McAfee on Tuesday announced it will acquire substantially all of the assets of Citadel Security Software for approximately $56 million in cash, plus an estimated $4 million in working capital reimbursement.
With this purchase, McAfee picks up a security policy compliance and vulnerability remediation vendor that puts a layer of management over its low-level scanning and cleaning software.
Citadel’s flagship product is Hercules Enterprise Vulnerability Management suite, which includes Compliance Manager, Patch Manager, Remediation Manager and Enterprise Report Manager.

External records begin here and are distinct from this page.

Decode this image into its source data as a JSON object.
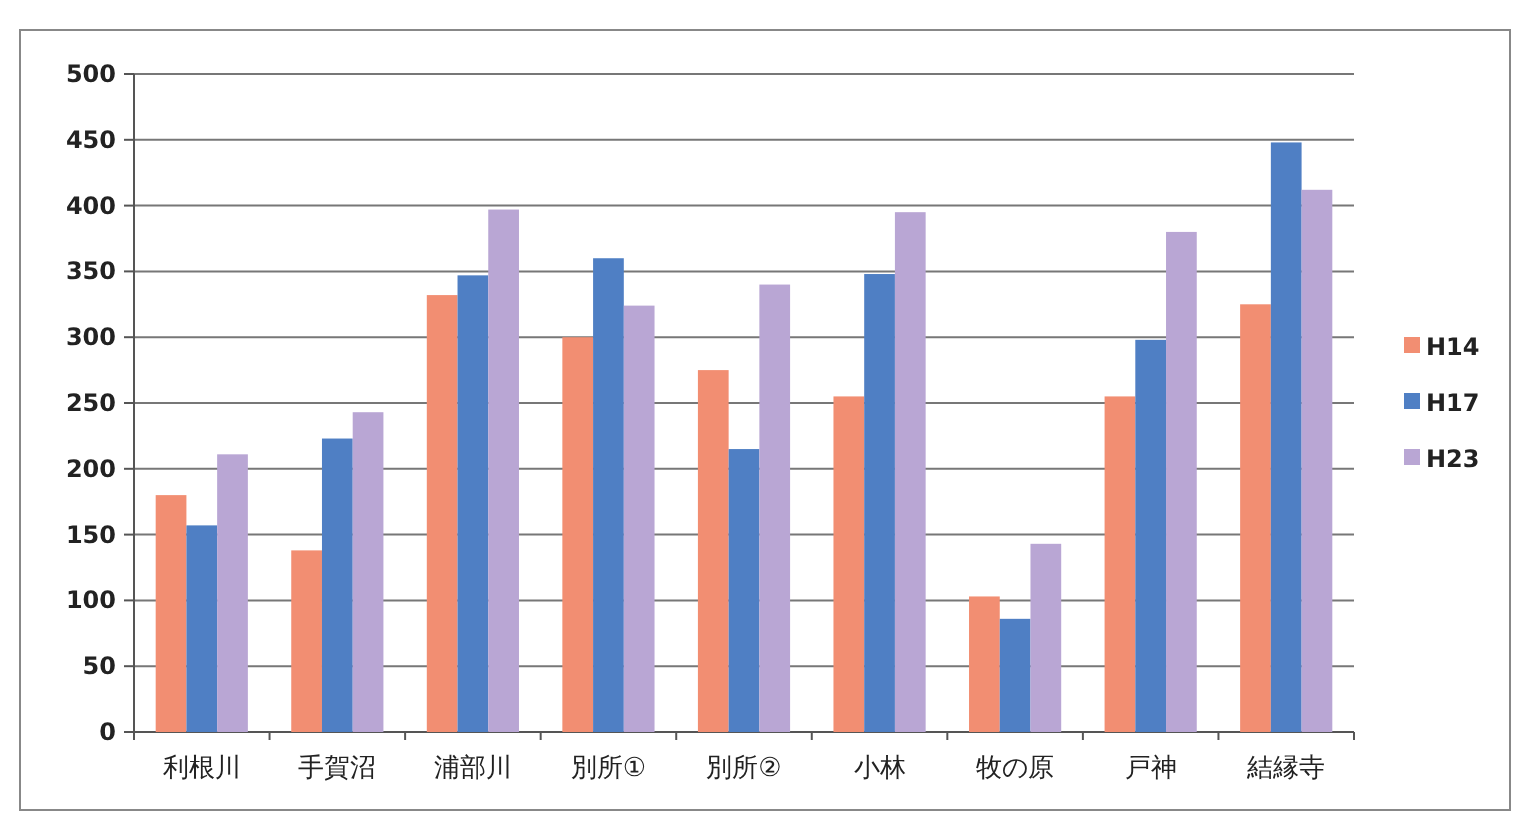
{
  "chart_data": {
    "type": "bar",
    "categories": [
      "利根川",
      "手賀沼",
      "浦部川",
      "別所①",
      "別所②",
      "小林",
      "牧の原",
      "戸神",
      "結縁寺"
    ],
    "series": [
      {
        "name": "H14",
        "color": "#f28e72",
        "values": [
          180,
          138,
          332,
          300,
          275,
          255,
          103,
          255,
          325
        ]
      },
      {
        "name": "H17",
        "color": "#4f7fc4",
        "values": [
          157,
          223,
          347,
          360,
          215,
          348,
          86,
          298,
          448
        ]
      },
      {
        "name": "H23",
        "color": "#b9a6d4",
        "values": [
          211,
          243,
          397,
          324,
          340,
          395,
          143,
          380,
          412
        ]
      }
    ],
    "ylim": [
      0,
      500
    ],
    "yticks": [
      0,
      50,
      100,
      150,
      200,
      250,
      300,
      350,
      400,
      450,
      500
    ],
    "grid": "y",
    "legend": "right"
  }
}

Rather than the anti-virus and spyware focus of McAfee’s current products, Hercule’s software is designed to ensure the confidentiality of information, and mitigate risks inherent with IT operations.
Hercules also facilitates compliance with organizational security policies and government mandates such as FISMA, HIPAA,
So why does a security company need SarbOx compliance software?
“Regulatory compliance has focused people on policy management, and having been focused on in that, many people have said it’s probably a good idea to apply this to other areas,” said Peter Christy, co-founder of the Internet Research Group.
Companies are changing their security methodology from spot security of the individual machines to holistic security, or network-wide security. The major impact of Sarbanes-Oxley compliance is to demand to know what your system is really doing, which is essentially the same issue when it comes to virus and spyware issues.
“Security risk management is emerging as one of our highest-growth opportunities. This acquisition will help us develop the next generation of real-world security risk management solutions that customers are demanding,” said Kevin Weiss, president of McAfee in a statement.
Companies like McAfee and Symantec have been working hard on what’s called policy-based security with a stronger sense of central management. These security companies are scrambling to bring together the pieces they need to be a broad supplier.
“The most important thing that’s happened is a realization among companies, catalyzed by regulatory compliance, that it’s actually important to know what your security system does rather than just be slightly familiar,” said Christy. McAfee has been one of the more aggressive companies in that regard, he said and has always had a strong policy-based offering.
The transaction is expected to close in the fourth quarter of 2006.